As a more visual comparison of the two, we can take a look at what the predictions from the two models are at a locus of interest.
[13]:
%matplotlib inline
from matplotlib import pyplot as plt
import seaborn; seaborn.set_style('whitegrid')
plt.figure(figsize=(8, 5))
plt.subplot(311)
plt.title("Mapped Experimental Reads")
plt.plot(y_valid[1793].T)
plt.ylabel("Read Count")
seaborn.despine(bottom=True, left=True)
plt.subplot(312)
plt.title("bpnet-lite trained BPNet model")
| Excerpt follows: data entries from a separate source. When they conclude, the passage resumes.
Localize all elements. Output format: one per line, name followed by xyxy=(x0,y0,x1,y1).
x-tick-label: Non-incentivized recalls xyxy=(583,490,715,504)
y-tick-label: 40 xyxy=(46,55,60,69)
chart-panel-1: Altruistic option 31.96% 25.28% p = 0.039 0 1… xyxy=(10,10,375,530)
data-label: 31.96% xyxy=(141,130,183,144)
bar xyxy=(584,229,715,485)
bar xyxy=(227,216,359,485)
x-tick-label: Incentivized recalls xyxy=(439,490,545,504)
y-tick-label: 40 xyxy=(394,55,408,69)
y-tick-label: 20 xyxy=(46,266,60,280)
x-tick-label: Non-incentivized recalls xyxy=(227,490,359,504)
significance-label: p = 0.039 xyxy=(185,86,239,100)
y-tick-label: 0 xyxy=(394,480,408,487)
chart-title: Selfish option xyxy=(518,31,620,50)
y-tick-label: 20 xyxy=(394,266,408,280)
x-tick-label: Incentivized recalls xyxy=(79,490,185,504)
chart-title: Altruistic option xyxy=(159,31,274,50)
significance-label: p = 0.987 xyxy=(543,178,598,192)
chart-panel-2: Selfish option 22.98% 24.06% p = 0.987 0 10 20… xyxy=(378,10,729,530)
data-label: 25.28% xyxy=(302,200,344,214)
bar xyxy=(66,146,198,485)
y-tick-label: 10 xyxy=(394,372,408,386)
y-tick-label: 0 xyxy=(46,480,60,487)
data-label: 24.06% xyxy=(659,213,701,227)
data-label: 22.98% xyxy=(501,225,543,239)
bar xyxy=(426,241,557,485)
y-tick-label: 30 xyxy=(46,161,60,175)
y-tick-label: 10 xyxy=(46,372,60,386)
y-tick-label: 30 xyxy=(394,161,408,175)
plt.plot(torch.softmax(new_y_logits[1793], dim=-1).T)
plt.ylabel("Predicted\nProbability")
seaborn.despine(bottom=True, left=True)
plt.subplot(313)
plt.title("Official BPNet Model")
plt.ylabel("Predicted\nProbability")
plt.plot(torch.softmax(official_y_logits[1793], dim=-1).T)
seaborn.despine(bottom=True, left=True)
plt.tight_layout()
plt.show()
Ut sems like the predicctions are pretty similar for both of them, with both models getting the positioning of the primary peak as well as the much weaker peak to the left.
Finally, we can look at the attributions for the models at this locus.
[14]:
from tangermeme.deep_lift_shap import deep_lift_shap
from bpnetlite.bpnet import ControlWrapper
from bpnetlite.bpnet import CountWrapper
X_attr0 = deep_lift_shap(CountWrapper(ControlWrapper(model)), X_valid[1793:1794])
X_attr1 = deep_lift_shap(CountWrapper(ControlWrapper(official_bpnet)), X_valid[1793:1794])
[15]:
from tangermeme.plot import plot_logo
plt.figure(figsize=(10, 3))
plt.subplot(211)
plt.title("DeepLIFT/SHAP of bpnet-lite trained model")
plt.ylabel("Attribution")
plot_logo(X_attr0[0, :, 1000:1100])
plt.grid(False)
plt.subplot(212)
plt.title("DeepLIFT/SHAP of official model")
plt.ylabel("Attribution")
plot_logo(X_attr1[0, :, 1000:1100])
plt.grid(False)
plt.tight_layout()
plt.show()
Looks like they are quite similar – perhaps even more similar than the predictions, with the two G’s to the left of the motif both being highlighted amidst negative attribution characters on either side.
All together, it looks like bpnet-lite produces models using the Python API whose performance is comparable with the official models and attributions/predictions quite similar.